En términos históricos, el mayor temor del chavismo era la insurrección de su propia base de electores: la población empobrecida que vio en Chávez la figura casi religiosa, que los iba a redimir. El cambio más radical del chavismo fue colocar a los pobres en el centro de la política venezolana. “El pueblo” fue el producto electoral que mantuvo a Chávez como el amo indiscutible del poder en Venezuela desde 1998 hasta su muerte.
En las protestas del pasado 20 de abril —que culminó con una violenta represión—, se incorporó la gente de Petare, la barriada más populosa de América Latina con 1,2 millones de habitantes, con una consigna que contagió entusiasmo y renovados bríos: “Oye, Maduro, somos los de Petare. Hay que echarle bolas para sacarnos de la calle”. Otros sectores populares de la ciudad como El Valle y La Vega, también se han manifestado contra el gobierno en días recientes.
Aparte de la marcha del silencio —que culminó su recorrido sin violencia—, las protestas de esta semana terminaron en un caos sangriento que agregó nuevas muertes a la cuenta de sufrimiento y luto.

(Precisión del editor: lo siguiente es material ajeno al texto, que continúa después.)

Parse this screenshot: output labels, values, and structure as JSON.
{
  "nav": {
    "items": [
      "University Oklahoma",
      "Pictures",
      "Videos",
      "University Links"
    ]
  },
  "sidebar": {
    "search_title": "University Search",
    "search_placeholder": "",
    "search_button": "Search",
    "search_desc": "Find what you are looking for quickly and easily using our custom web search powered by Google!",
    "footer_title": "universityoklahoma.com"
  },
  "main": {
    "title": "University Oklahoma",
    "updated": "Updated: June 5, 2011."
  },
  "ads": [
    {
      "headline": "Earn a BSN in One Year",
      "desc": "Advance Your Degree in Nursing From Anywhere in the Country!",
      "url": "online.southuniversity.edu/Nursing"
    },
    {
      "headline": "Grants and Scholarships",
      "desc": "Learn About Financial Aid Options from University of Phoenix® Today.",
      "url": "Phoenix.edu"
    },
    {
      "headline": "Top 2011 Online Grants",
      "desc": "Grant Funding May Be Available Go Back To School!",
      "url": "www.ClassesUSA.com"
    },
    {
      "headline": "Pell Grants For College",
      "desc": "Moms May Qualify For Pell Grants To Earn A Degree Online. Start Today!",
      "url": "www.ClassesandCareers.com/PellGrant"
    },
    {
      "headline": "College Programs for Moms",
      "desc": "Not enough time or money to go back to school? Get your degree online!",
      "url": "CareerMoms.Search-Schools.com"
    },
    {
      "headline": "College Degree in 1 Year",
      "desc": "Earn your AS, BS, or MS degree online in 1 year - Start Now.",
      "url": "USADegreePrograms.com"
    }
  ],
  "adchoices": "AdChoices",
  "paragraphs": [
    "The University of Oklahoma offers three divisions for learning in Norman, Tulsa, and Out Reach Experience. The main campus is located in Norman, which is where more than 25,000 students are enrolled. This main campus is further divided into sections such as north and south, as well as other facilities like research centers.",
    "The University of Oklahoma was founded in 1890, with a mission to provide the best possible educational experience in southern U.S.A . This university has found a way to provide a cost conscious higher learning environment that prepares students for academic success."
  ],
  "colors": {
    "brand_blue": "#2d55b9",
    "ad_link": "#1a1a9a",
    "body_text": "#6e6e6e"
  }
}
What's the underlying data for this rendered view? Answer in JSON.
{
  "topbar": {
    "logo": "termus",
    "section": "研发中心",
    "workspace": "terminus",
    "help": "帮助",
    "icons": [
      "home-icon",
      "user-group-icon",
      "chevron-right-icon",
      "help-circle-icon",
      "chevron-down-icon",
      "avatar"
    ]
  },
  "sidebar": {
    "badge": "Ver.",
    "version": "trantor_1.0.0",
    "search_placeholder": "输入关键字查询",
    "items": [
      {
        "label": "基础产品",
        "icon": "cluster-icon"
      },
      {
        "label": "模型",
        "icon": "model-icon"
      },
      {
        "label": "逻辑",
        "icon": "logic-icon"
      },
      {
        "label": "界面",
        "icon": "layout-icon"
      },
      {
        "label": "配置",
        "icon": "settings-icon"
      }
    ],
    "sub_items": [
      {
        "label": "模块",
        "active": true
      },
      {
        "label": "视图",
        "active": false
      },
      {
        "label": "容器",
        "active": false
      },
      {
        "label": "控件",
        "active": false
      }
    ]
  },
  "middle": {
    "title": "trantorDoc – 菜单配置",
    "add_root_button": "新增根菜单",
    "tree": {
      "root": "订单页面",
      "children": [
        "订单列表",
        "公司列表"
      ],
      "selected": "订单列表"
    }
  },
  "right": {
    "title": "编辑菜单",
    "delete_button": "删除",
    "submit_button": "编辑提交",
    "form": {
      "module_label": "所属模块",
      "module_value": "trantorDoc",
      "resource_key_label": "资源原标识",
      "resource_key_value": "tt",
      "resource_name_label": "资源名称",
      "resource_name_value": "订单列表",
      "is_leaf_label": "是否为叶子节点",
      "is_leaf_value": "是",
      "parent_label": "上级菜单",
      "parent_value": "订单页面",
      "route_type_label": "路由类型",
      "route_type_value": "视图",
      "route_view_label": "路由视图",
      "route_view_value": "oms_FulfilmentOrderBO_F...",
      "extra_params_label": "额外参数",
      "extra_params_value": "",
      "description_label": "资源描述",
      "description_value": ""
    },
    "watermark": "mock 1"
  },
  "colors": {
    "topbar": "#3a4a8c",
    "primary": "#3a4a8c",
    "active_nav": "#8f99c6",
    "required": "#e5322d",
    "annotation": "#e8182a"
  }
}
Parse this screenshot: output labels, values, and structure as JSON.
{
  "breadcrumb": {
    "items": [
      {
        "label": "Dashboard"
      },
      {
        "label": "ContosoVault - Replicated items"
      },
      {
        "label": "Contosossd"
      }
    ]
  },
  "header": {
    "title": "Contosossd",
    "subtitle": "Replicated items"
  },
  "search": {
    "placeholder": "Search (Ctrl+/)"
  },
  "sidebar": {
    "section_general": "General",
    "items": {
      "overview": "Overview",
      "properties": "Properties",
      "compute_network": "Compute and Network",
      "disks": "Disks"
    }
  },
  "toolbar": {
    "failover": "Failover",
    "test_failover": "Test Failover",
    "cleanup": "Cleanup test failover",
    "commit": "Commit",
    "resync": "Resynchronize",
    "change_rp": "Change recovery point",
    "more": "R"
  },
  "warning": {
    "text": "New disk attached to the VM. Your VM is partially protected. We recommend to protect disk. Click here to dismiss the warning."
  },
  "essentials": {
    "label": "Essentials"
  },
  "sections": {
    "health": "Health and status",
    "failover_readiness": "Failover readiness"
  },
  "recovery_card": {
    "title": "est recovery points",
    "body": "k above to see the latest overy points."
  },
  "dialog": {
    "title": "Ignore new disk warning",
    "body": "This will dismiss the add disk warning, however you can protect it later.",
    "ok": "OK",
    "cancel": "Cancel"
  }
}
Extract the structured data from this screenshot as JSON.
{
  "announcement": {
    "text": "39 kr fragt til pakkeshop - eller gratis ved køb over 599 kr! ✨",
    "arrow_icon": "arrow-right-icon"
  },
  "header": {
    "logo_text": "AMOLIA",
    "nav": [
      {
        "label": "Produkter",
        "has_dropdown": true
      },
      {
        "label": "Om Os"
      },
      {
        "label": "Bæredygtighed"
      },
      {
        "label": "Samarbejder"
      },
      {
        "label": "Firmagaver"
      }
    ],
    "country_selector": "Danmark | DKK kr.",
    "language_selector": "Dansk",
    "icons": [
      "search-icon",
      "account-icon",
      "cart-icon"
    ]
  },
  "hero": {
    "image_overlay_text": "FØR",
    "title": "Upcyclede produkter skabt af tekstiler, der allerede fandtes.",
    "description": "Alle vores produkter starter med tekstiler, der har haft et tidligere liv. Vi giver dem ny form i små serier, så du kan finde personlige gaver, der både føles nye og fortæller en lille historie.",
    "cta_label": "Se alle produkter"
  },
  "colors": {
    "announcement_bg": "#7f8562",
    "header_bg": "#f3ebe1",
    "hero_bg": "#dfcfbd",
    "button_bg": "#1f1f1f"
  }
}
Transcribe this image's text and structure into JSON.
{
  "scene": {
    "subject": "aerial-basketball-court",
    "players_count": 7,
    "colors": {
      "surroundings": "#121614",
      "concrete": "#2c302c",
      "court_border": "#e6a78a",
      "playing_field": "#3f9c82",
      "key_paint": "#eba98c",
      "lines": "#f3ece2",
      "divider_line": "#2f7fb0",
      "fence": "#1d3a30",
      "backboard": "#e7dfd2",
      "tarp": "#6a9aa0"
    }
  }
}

¿Hay una salida a este laberinto?
El camino para una transición negociada, que satisfaga las demandas de la oposición, tiene posibilidades mínimas, pero todavía hay una pequeña ventana para el diálogo. De lo contrario, la alternativa sería una intervención militar para llamar a un gobierno de unidad nacional cuyo objetivo sería organizar unas elecciones libres y fiables para todos. Básicamente, la consulta a la que Maduro se niega. Es muy riesgoso permitir a los militares inmiscuirse en asuntos políticos, aunque antes ya ha sucedido en nuestra historia, cuando una alianza cívica militar derrocó a la dictadura de Marcos Pérez Jiménez, en 1958. También está abierta la opción clásica de una dictadura comunista, cuyo modelo sería el régimen cubano. La solución política es un enorme desafío pero hay que intentarla. Más allá de ella, solo nos queda esperar un milagro.